Tetapi tentu saja karena lautan adalah dalam, dan tidak
seperti kolam biasa, maka di sini diperlukan penyelam
yang mahir yang betul-betul menguasai teknik dan punya
kemampuan untuk mengajarkannnya kepada yang dibimbingnya.
Jadi kita membutuhkan mursyid yang ulung dan telah
terbukti mampu menyelami lubuk jiwa manusia. Barangkali
banyak mursyid yang menawarkan diri, tetapi tidak banyak
mursyid yang sejati. Oleh karena itu dituntut kecermatan
untuk memilih mursyid agar tercapai apa yang dituju:
mendapatkan mutiara.
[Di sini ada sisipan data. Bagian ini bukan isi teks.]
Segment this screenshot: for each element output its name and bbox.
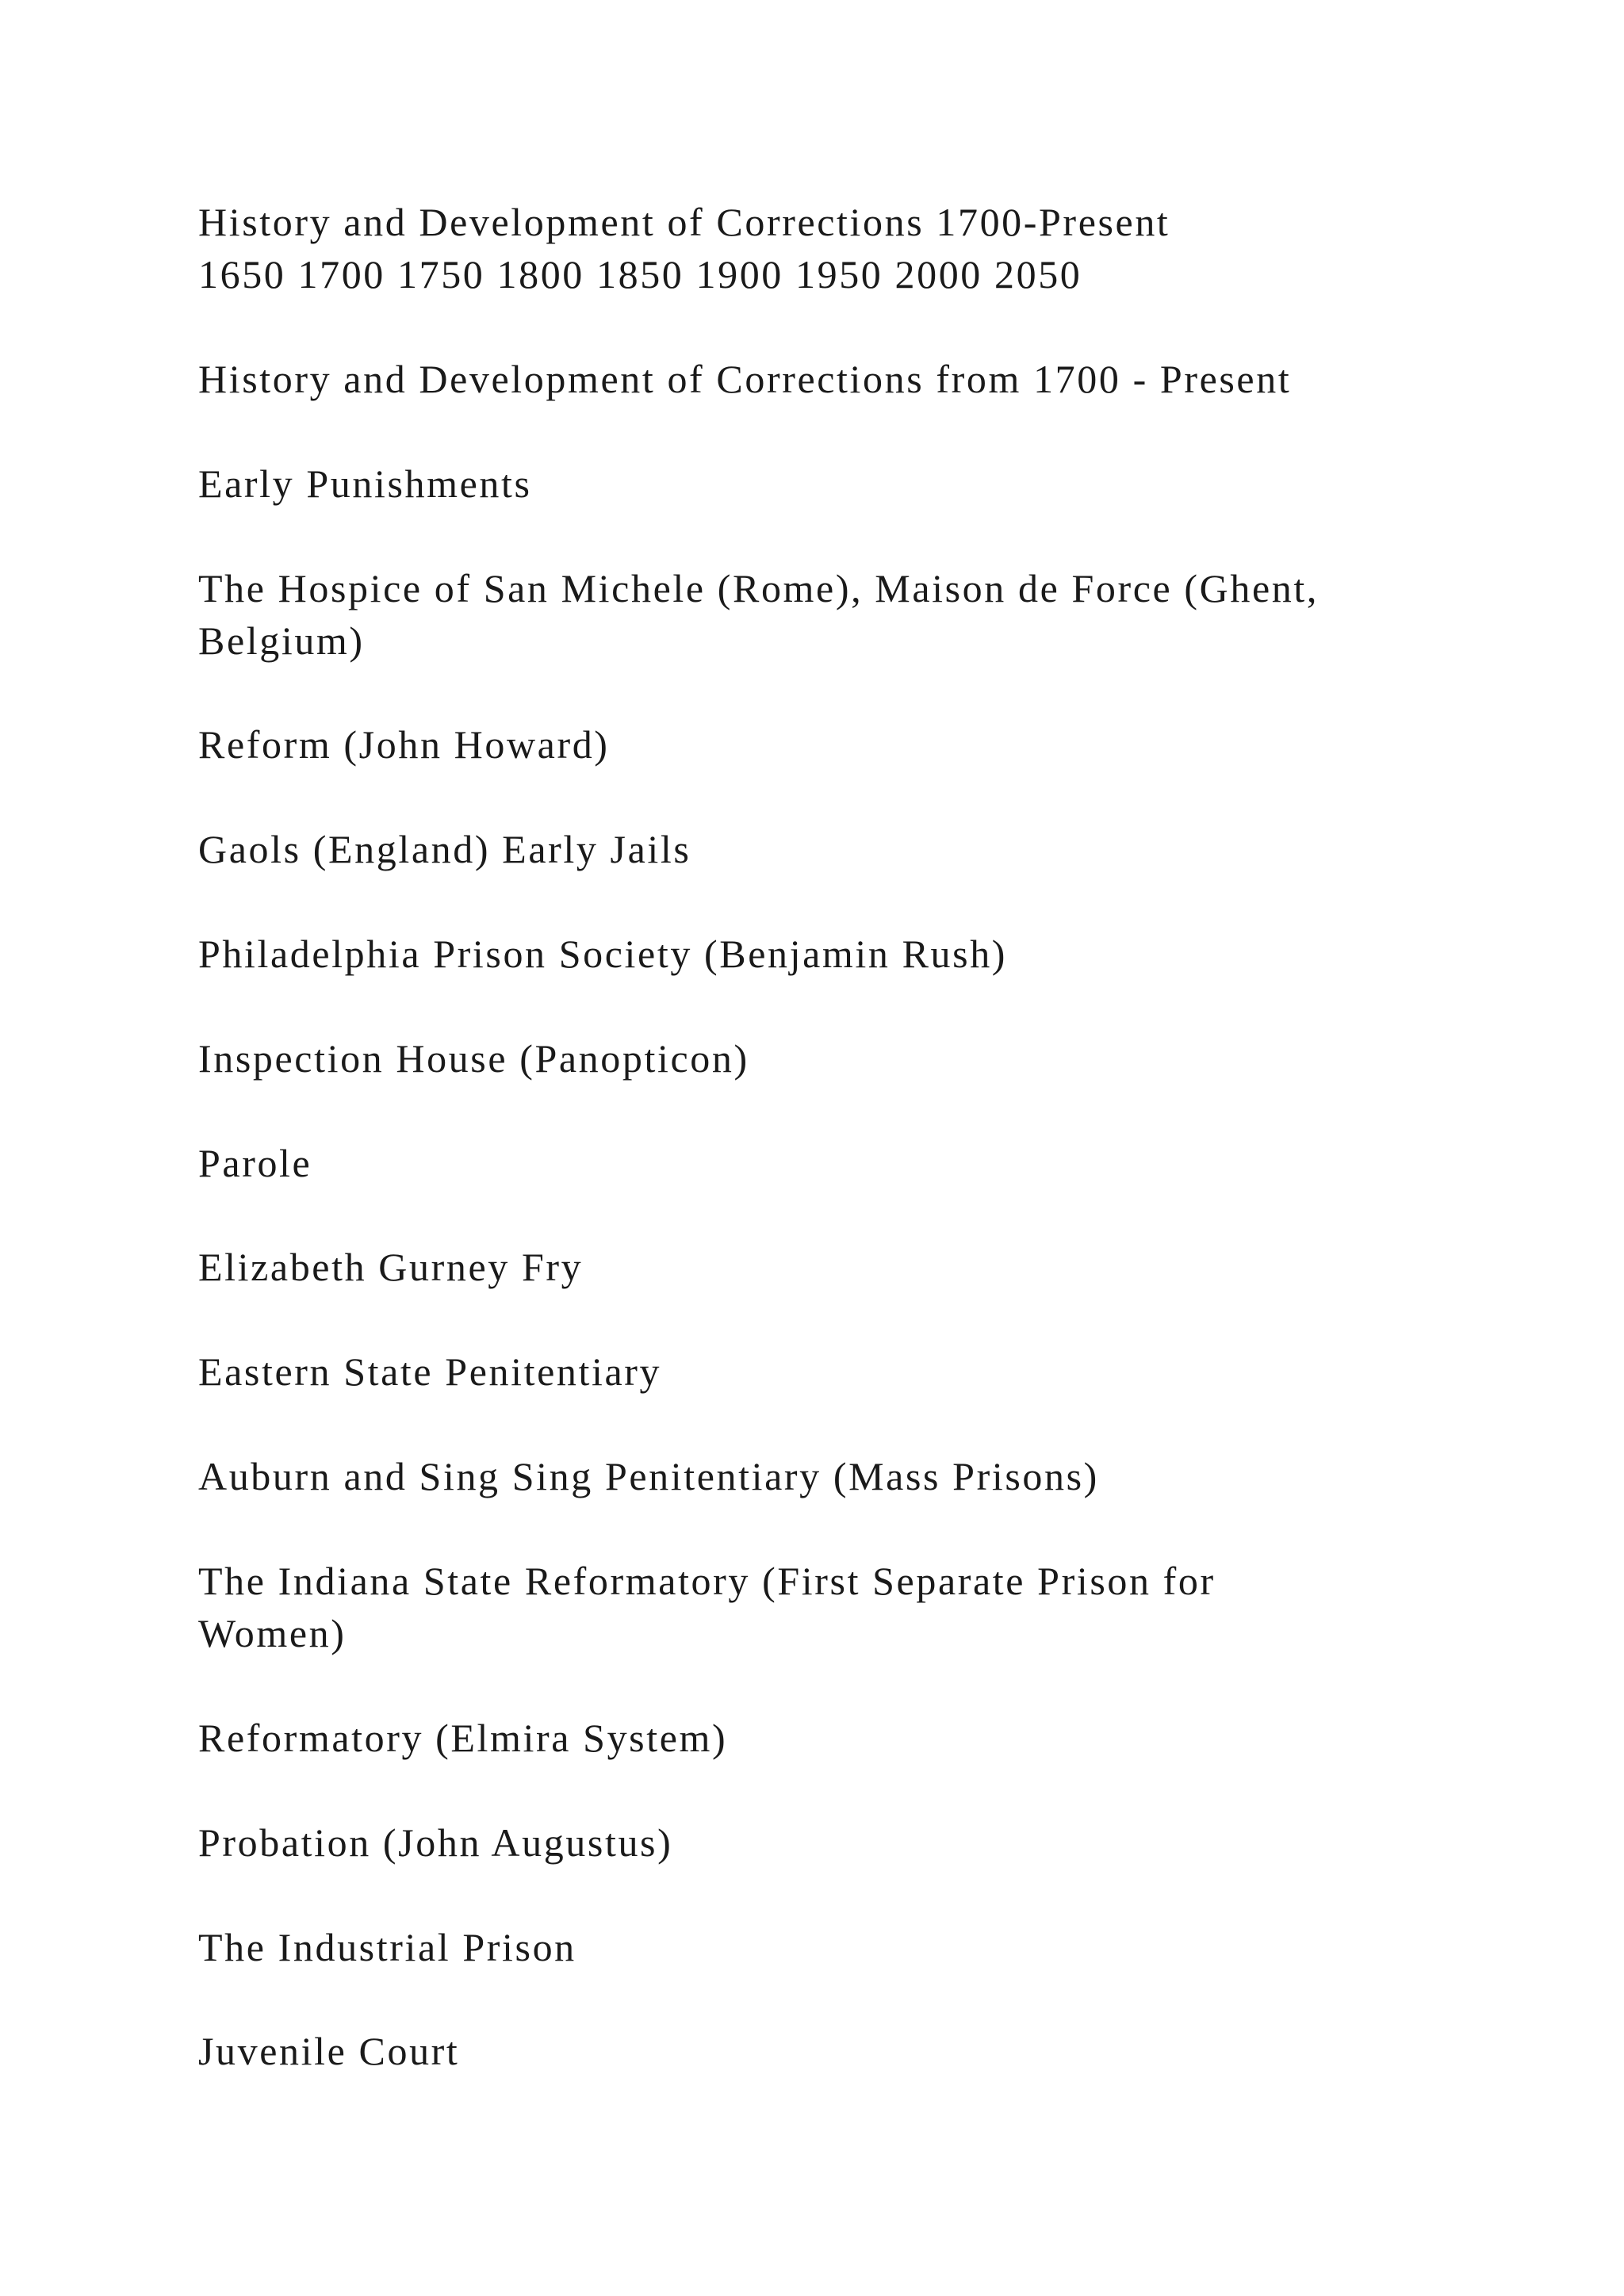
timeline-years: 1650 1700 1750 1800 1850 1900 1950 2000 2050 [198, 252, 1082, 297]
entry-indiana-state-reformatory-continued: Women) [198, 1611, 347, 1655]
document-heading: History and Development of Corrections from 1700 - Present [198, 357, 1292, 401]
entry-early-punishments: Early Punishments [198, 461, 532, 506]
entry-auburn-sing-sing: Auburn and Sing Sing Penitentiary (Mass Prisons) [198, 1454, 1099, 1498]
entry-gaols-england: Gaols (England) Early Jails [198, 827, 691, 871]
entry-inspection-house: Inspection House (Panopticon) [198, 1036, 749, 1081]
entry-reformatory-elmira: Reformatory (Elmira System) [198, 1716, 728, 1760]
entry-hospice-san-michele: The Hospice of San Michele (Rome), Maison de Force (Ghent, [198, 566, 1319, 610]
entry-reform-john-howard: Reform (John Howard) [198, 722, 610, 767]
entry-indiana-state-reformatory: The Indiana State Reformatory (First Separate Prison for [198, 1559, 1216, 1603]
entry-philadelphia-prison-society: Philadelphia Prison Society (Benjamin Rush) [198, 932, 1008, 976]
entry-eastern-state-penitentiary: Eastern State Penitentiary [198, 1349, 662, 1394]
entry-probation-john-augustus: Probation (John Augustus) [198, 1820, 673, 1865]
document-title: History and Development of Corrections 1700-Present [198, 200, 1170, 244]
entry-hospice-san-michele-continued: Belgium) [198, 618, 365, 663]
entry-elizabeth-gurney-fry: Elizabeth Gurney Fry [198, 1245, 584, 1289]
entry-industrial-prison: The Industrial Prison [198, 1925, 576, 1969]
entry-juvenile-court: Juvenile Court [198, 2029, 460, 2073]
entry-parole: Parole [198, 1141, 312, 1185]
Cara menyelam inilah yang kita sebut
sebagai metode intuitif, yang memang seperti yang
disebutkan di atas, berbeda dengan metode empiris dan
diskursif.
Selain penyelam yang ulung, kita jua, kata Rumi,
memerlukan keberuntungan, karena sebagaimana kita
ketahui, tidak semua kerang yang ada di laut mengandung
mutiara yang didamba. Memerlukan keberuntungan untuk
mendapatkan kerang yang berisi mutiara diantara
kerang-kerang yang ada di dasar laut dan yang mungkin
diraih oleh seorang penyelam ulung. Ini berarti bahwa,
untuk memperoleh marifat tidak tergantung
semata-mata pada usaha keras dan cara tertentu yang
dikembangkan oleh manusia semata, tetapi juga tergantung
kepada kehendak dan kemurahan maupun barakah dari Tuhan.
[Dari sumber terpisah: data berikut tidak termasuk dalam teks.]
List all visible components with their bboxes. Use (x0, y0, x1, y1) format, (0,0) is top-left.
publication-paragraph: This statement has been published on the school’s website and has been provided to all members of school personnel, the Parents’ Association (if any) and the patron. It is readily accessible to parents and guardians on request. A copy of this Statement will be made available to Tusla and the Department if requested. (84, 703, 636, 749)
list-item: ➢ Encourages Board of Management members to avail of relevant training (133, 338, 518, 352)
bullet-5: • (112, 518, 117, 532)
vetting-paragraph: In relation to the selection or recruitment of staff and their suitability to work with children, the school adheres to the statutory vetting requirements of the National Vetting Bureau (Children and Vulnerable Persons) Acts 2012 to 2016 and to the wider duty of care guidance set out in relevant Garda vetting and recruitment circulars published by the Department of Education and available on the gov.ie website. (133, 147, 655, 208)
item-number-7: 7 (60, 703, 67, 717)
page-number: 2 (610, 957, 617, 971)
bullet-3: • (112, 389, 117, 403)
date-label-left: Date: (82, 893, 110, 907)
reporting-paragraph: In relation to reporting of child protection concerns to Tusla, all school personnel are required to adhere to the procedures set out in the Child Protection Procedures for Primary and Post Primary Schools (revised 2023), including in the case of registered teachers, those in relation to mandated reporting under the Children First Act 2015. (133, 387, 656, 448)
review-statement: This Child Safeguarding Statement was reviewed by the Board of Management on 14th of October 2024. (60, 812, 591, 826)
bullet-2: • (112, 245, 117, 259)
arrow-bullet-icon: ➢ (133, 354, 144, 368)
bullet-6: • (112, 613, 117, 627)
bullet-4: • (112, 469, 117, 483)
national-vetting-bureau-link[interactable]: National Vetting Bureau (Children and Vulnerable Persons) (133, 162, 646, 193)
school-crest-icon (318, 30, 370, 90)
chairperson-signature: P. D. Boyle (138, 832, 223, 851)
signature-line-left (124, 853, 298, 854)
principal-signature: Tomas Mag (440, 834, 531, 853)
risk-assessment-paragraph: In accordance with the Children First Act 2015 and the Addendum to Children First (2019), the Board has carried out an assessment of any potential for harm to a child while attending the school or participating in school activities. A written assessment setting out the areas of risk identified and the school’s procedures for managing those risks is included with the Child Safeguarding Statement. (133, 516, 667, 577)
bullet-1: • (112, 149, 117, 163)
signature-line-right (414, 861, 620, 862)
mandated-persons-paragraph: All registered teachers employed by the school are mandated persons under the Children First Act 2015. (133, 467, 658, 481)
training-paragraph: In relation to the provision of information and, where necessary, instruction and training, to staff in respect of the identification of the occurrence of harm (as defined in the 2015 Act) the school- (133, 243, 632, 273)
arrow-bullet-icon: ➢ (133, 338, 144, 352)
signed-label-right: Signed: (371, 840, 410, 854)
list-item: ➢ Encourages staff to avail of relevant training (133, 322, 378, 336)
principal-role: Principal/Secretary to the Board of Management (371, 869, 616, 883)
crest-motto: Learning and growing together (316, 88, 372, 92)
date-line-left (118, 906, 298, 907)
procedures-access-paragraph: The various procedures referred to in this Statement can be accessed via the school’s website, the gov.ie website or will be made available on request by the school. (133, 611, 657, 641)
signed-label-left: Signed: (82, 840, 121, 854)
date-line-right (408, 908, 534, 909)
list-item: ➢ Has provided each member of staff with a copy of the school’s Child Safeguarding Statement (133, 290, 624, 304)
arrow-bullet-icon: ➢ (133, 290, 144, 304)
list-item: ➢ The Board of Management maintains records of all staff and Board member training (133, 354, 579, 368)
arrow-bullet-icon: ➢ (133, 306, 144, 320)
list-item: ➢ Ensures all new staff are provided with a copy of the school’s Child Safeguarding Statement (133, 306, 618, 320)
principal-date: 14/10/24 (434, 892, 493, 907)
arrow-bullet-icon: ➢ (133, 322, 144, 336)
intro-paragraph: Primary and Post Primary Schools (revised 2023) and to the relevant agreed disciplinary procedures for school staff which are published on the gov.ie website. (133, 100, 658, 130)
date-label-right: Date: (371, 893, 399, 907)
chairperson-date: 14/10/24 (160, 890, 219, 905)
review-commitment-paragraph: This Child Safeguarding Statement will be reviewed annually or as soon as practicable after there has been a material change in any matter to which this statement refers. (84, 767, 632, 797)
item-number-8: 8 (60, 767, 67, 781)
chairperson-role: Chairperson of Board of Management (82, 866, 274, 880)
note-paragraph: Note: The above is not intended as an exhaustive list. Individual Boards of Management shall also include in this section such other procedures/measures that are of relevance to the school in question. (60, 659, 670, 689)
Indra dan akal akan bisa mengantar kita ke gerbang
istana, tetapi tidak bisa memaksakan dirinya untuk bisa
masuk dan diterima sang Raja. Bisa atau tidaknya kita
masuk ke istana, kata Rumi, itu tergantung semata-mata
kepada kemurahan Tuhan, sang Raja diraja. Ia juga pernah
mengatakan: jangan kau berhenti, apalagi tidur di jalan.
Kau harus berjalan atau lari untuk sampai pada pohon
raksasa sarat dengan buah yang segar dan menyehatkan,
sehingga bisa bernaung di bawahnya dan menanti angin
untuk bertiup, sehingga dengan demikian bolehlah kiranya
angin itu menjatuhkan buah-buah yang ranum sebagai bekal
perjalanan anda. Ini berarti bahwa kita wajib berusaha,
sebagai syarat awal bagi tercapainya marifah,
tetapi setelah itu kita hanya bisa menunggu sambil
berharap perkenan Tuhan untuk menganugerahkan mutiara itu
ke tangan kita. Indra dan akal adalah tangga utama untuk
mencapai atap rumah, dan hanya kepada mereka yang telah
mencapai atap rumah itu maka mutiara itu akan diberikan
Tuhan, sebagai hadiah, kalau memang Ia berkenan.